Der Vater und Sohn Evo gehen zeitweilig als Zuckerrohrschneider nach Argentinien. Im Jahr 1981 kommt es auf der Hochebene zu einer Katastrophe: „El Nino“, ein Orkan, verwüstet die Äcker, vernichtet 70 Prozent der Agrarproduktion und 50 Prozent der Tiere in der Provinz Oruro. Daraufhin beschließt die Familie in den tropischen Regenwald des Tieflandes abzuwandern In Chapare rodet die Familie und macht ein Stück Land urbar. Am Waldrand baut sie eine Bretterhütte mit einem Dach von Palmwedeln. Sie beginnt Koka zu pflanzen.

An dieser Stelle ein Exkurs.

Der Kokastrauch ist eine außerordentlich rentable Pflanze. Sie verlangt wenig Pflege, wächst praktisch von alleine und lässt sich pro Jahr dreimal ernten. Auf den Märkten von Santa Cruz, Trinidad, La Paz oder Sucre erzielen die Blätter einen guten Preis. Er ist stabil. Der Markt ist garantiert.

Zehntausende von Bergarbeitern im ganzen Land, die unter entsetzlichen hygienischen Verhältnissen und ohne saubere Atemluft 500 Meter unter Tage arbeiten, kauen Kokablätter. Auch die Bauern tun es, um die Unbilden der Witterung, das Elend, die Verzweiflung zu ertragen. Im Mund des Konsumenten werden die Blätter zerkaut und bilden einen Klumpen. Der Saft gelangt langsam in den Magen. Dort veranlasst er eine Kontraktion der Magenmuskeln, die das Hungergefühl vertreibt.

Die bolivianischen Behörden stehen vor einem fast unlösbaren Problem: Wie lässt sich der Kampf gegen das organisierte Verbrechen, das in seinen illegalen Labors die Blätter in Kokain verwandelt, mit dem legitimen Anspruch der Bauern, die Kokablätter anzubauen und an die bolivianischen Abnehmer zu verkaufen, in Einklag bringen?

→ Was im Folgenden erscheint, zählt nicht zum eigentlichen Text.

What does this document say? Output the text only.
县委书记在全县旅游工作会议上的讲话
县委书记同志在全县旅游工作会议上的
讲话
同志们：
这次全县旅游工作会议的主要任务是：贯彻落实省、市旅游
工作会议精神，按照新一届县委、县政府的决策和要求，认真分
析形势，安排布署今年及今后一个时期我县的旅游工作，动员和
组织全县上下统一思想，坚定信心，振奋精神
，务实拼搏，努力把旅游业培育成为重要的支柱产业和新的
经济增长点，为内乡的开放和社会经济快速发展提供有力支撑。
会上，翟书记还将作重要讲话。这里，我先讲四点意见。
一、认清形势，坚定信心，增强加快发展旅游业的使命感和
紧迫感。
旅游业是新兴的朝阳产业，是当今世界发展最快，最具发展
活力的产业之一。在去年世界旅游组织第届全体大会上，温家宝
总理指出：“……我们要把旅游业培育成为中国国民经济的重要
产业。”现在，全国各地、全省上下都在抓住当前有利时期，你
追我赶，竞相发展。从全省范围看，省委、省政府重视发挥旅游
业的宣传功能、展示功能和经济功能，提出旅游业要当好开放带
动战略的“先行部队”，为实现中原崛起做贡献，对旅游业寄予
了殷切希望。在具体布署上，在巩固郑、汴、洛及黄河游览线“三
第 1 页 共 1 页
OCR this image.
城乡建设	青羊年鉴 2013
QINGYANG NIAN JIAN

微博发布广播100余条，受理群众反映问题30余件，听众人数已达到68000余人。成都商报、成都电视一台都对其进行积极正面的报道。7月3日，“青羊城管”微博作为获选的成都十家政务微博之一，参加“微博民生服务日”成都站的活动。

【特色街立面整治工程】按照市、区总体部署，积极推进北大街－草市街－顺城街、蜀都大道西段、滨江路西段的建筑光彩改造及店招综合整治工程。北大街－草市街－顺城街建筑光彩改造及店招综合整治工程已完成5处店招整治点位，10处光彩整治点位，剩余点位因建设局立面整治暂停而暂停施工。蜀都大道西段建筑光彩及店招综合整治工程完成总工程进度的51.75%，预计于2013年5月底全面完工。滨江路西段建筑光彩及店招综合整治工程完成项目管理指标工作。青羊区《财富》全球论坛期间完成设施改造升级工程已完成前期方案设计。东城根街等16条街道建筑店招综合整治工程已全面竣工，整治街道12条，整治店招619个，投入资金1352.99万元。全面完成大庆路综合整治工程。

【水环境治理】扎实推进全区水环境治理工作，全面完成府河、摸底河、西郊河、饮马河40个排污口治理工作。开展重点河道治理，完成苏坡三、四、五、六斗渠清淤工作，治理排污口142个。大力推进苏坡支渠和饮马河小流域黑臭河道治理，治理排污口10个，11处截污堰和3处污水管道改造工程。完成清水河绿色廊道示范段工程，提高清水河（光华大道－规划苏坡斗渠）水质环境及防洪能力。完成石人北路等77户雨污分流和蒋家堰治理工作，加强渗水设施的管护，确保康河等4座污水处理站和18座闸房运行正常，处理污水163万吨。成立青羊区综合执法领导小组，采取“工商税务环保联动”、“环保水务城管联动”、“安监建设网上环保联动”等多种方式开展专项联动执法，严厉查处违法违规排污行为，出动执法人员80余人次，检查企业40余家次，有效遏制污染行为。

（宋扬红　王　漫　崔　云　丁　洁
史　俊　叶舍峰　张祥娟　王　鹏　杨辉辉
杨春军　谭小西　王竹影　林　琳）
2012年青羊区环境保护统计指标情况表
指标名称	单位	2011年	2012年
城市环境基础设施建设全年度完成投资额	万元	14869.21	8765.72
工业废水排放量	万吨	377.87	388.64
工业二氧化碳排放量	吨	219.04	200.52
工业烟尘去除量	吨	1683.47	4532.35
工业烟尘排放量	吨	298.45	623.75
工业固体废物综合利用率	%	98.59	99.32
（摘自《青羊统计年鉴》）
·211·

Seit jeher gilt folgende Regelung: Die Regierung von La Paz schätzt jährlich den Eigenbedarf der bolivianischen Konsumenten an Kokablättern. Aufgrund dieser Daten wird eine bestimmte Anbaufläche freigegeben. 12 000 Hektar in Chapare, 8 000 in den Yungas (für das Jahr 2007). Jede Kokapflanzung, die nicht zu dieser Fläche gehört, wird von der Armee zerstört.

In Chapare bewirtschaftete die Familie von Evo Morales Land, das offizielle als Kokaplantage ausgewiesen war.

Eines Morgens, als die rote Andensonne über dem Canyon aufging und ihre ersten Strahlen in das weiße Präsidentenbüro schickte, fragte ich Evo Morales, ob es ein Schlüsselerlebnis für sein politisches Engagement gebe.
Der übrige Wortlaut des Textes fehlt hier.